WIL conducts disease surveillance and health monitoring on wildlife, feral domestic ducks and geese, exotic cervids, and game farm species using serology and prepares reports of laboratory findings. The data generated is used to determine population trends, health status, demographics, and habitat use information. This information is utilized not only by CDFW, but by federal, state, county, and local agencies, the University of California, and other interested parties across the United States and Canada. WIL publishes results of disease investigations in appropriate scientific journals.
Serum and other valuable biological samples collected from wildlife are maintained by the WIL for disease investigations performed by WIL personnel and other researchers.

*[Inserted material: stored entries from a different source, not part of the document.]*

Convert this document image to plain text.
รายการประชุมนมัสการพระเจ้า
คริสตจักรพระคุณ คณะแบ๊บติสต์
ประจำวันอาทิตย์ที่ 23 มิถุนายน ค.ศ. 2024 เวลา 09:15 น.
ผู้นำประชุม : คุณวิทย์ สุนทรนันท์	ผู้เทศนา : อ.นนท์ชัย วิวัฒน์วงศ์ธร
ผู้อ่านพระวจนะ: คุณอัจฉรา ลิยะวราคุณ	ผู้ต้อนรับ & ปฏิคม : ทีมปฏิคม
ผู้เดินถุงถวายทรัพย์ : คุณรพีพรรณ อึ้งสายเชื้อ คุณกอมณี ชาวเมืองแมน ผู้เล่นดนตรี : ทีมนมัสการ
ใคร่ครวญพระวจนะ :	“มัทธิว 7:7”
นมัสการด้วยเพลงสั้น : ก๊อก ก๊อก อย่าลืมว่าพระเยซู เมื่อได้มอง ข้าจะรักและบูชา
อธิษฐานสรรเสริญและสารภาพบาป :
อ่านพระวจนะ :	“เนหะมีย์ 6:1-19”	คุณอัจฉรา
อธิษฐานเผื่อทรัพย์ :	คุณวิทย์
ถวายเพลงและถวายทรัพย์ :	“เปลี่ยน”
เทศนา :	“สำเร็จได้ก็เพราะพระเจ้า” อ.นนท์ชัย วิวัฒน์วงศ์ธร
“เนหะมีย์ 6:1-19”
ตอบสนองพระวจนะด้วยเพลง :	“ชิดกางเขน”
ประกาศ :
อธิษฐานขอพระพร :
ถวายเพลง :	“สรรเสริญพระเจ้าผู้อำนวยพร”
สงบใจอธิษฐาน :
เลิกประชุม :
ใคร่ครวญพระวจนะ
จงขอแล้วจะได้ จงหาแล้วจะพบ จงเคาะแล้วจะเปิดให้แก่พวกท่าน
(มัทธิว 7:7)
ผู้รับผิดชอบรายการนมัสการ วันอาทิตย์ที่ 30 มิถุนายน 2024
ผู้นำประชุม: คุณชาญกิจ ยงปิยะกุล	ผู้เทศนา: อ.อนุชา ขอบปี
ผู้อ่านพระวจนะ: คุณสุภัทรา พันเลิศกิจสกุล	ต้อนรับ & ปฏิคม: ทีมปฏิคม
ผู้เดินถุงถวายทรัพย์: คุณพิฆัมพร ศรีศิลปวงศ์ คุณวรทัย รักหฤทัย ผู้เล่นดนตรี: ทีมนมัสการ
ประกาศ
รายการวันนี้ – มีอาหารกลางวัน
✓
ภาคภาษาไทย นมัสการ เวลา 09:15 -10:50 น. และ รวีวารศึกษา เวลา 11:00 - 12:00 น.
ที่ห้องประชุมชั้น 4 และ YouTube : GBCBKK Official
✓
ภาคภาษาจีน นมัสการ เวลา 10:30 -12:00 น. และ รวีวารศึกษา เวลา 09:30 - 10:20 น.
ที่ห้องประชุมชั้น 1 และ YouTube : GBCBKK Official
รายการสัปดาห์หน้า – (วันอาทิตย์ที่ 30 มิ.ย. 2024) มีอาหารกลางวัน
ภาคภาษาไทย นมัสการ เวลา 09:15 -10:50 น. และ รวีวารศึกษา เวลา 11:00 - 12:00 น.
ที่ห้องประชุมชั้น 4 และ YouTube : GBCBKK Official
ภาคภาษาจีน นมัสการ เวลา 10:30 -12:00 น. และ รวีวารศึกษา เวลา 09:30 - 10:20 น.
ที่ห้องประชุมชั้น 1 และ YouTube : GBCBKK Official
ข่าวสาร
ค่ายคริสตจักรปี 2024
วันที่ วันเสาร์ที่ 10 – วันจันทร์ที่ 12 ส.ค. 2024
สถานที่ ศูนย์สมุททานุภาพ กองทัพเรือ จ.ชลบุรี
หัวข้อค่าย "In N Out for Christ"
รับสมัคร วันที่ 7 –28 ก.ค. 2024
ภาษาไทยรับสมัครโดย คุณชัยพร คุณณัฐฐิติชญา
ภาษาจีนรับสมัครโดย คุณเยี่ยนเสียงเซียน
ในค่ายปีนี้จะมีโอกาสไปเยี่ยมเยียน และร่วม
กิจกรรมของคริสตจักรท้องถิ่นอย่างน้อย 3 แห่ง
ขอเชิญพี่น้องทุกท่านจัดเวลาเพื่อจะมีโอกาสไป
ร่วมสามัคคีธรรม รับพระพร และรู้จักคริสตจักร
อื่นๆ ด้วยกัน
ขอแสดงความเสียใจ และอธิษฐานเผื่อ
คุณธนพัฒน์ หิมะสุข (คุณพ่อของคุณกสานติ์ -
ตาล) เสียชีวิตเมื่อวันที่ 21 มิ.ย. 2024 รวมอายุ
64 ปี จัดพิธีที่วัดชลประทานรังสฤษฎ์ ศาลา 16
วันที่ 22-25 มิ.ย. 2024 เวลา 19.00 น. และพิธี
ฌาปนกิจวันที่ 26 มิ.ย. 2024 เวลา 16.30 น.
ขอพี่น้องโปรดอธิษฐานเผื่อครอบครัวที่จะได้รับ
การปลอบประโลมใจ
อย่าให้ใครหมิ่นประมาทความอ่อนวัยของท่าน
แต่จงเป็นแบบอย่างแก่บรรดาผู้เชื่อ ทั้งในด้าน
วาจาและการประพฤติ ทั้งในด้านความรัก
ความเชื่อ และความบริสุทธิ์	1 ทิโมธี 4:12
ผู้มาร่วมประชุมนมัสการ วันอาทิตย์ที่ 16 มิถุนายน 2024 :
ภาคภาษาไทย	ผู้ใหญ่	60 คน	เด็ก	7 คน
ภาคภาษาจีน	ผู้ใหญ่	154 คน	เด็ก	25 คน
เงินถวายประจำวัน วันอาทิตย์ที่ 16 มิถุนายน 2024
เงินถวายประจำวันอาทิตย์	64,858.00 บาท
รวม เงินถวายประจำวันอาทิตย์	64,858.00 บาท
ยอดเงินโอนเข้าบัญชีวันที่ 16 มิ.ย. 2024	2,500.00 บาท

WIL consults with the public and with CDFW personnel regarding wildlife disease losses; coordinates wildlife disease investigations with the US Department of Agriculture, the US Fish and Wildlife Service, California Department of Food and Agriculture, California Department of Health Services, other states wildlife agencies, universities, and a variety of other federal and state agencies. WIL staff are active collaborators with university researchers.
WIL represents CDFW on matters regarding wildlife health on various state, federal, and professional veterinary committees including but not limited to: California Veterinary Medical Association, Western Wildlife Health Cooperative, Regional Emergency Animal Disease Eradication Organization, and United States Animal Health Association.